Sugar blood is living calmly in the moment (sort of like meditating). Sugar doesn't need to meditate or do yoga, she doesn't go to ashrams or retreats. She just does what she's supposed to do each minute. Her time is spent eating, sleeping, playing with toys and people, getting tummy rubs, curling up in her fleece bed and pondering we do not know what. And, of course, offering copious kisses. Sometimes she barks at strangers at the door because life isn't perfect, and danger lurks. Her life is uncomplicated by existential questions and issues of the zeitgeist. She's a love dog, but not a sexy beast. She's fastened in the here and now (granted, she's still a puppy and thus retains her innocence).

But humans do not and cannot live in the here and now very often. And the here and now today tends to be filled with degrading and depressing images of people doing destructive distorted things, and making lots of noise and garnering a great deal of publicity doing them. We want, we need, to shut them off sometimes.

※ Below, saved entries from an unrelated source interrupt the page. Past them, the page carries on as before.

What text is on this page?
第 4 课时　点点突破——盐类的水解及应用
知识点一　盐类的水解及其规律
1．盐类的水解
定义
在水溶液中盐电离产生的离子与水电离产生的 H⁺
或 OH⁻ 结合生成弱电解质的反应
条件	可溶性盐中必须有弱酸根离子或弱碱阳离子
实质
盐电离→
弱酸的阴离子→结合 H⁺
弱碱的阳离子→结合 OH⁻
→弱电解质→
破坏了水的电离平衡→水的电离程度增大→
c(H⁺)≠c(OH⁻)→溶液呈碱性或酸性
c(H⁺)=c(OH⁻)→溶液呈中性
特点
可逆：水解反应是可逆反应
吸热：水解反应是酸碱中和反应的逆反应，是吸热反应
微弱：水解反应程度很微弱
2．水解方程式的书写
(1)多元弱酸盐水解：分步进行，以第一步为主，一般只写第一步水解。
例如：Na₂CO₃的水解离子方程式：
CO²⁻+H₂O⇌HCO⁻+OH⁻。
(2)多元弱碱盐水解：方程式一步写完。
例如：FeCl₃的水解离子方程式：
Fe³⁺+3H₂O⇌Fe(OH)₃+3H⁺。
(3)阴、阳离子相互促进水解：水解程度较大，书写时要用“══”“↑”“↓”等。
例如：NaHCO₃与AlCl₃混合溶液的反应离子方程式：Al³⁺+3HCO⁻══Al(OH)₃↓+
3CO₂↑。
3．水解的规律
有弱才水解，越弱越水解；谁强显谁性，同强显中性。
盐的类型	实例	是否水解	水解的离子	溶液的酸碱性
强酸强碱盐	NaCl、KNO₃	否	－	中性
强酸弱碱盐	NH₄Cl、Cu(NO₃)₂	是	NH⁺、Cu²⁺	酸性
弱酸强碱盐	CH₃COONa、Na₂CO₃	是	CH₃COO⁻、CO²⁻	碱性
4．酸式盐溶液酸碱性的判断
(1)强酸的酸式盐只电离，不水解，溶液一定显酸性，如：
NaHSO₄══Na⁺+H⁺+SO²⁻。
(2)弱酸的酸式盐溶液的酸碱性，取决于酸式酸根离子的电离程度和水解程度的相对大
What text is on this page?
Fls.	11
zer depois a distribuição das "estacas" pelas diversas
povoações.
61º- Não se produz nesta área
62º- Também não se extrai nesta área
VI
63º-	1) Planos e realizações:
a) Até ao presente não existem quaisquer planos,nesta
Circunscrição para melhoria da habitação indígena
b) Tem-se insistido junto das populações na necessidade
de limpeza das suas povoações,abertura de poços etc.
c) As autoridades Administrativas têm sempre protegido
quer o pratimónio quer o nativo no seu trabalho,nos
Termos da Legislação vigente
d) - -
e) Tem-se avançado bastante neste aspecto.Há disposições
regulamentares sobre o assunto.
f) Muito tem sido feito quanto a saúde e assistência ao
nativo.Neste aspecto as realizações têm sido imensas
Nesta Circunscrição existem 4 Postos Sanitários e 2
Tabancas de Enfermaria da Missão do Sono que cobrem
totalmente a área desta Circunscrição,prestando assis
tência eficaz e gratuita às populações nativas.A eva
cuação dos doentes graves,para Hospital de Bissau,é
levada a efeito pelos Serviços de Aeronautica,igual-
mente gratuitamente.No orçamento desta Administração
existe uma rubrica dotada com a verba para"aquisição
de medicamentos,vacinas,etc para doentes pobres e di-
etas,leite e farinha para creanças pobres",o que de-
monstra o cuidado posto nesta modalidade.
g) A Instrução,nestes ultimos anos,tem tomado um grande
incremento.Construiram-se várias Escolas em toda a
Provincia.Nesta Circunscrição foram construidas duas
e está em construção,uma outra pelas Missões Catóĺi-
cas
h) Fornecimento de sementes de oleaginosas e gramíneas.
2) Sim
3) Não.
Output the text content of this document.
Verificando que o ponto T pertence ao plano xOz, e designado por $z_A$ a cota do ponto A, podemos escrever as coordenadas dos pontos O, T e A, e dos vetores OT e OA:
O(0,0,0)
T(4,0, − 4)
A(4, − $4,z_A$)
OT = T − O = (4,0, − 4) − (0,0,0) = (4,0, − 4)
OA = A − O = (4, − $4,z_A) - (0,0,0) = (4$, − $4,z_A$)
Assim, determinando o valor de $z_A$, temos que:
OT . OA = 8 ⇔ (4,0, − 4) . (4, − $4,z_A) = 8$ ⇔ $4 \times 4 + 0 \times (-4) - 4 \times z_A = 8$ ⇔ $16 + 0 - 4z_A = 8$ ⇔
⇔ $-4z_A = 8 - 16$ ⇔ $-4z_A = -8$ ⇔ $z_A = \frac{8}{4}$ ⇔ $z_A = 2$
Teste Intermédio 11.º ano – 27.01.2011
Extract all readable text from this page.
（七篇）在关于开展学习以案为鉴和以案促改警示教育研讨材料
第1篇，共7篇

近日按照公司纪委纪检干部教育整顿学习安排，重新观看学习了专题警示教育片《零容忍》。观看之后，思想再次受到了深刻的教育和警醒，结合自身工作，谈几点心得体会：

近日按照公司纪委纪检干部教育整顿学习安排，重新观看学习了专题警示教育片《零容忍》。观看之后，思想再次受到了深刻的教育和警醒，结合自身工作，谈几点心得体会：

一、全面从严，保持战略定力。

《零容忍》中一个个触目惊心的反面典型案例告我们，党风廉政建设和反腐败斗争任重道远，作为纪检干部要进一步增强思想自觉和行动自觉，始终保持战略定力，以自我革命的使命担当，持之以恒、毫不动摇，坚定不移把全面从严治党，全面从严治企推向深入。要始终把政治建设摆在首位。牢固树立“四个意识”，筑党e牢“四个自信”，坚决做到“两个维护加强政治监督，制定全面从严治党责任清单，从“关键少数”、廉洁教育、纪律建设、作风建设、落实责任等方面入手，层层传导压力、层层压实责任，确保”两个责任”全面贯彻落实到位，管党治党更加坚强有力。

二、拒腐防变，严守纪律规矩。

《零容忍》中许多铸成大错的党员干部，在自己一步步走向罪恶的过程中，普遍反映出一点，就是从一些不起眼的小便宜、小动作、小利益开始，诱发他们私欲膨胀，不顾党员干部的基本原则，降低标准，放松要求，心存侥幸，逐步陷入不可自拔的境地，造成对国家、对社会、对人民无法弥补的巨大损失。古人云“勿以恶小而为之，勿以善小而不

Perhaps it was always thus, but on a different scale. And that's why Judaism, why God, in fact, mandated the idea of a Sabbath, a sabbatical from crazy life. This we no longer take seriously. It's so archaic. We don't need a break, we can't afford it. But perhaps we ignore it at our own peril. I don't know the answer. I only know that for the first time in history, some three or four thousand years ago, people were told they musn't work for one day a week. And it was hard to do but really good.

May that intelligent Spirit of blessing continue to shine down on us in our day of doubt and cynicism. And Sugar says arf to that.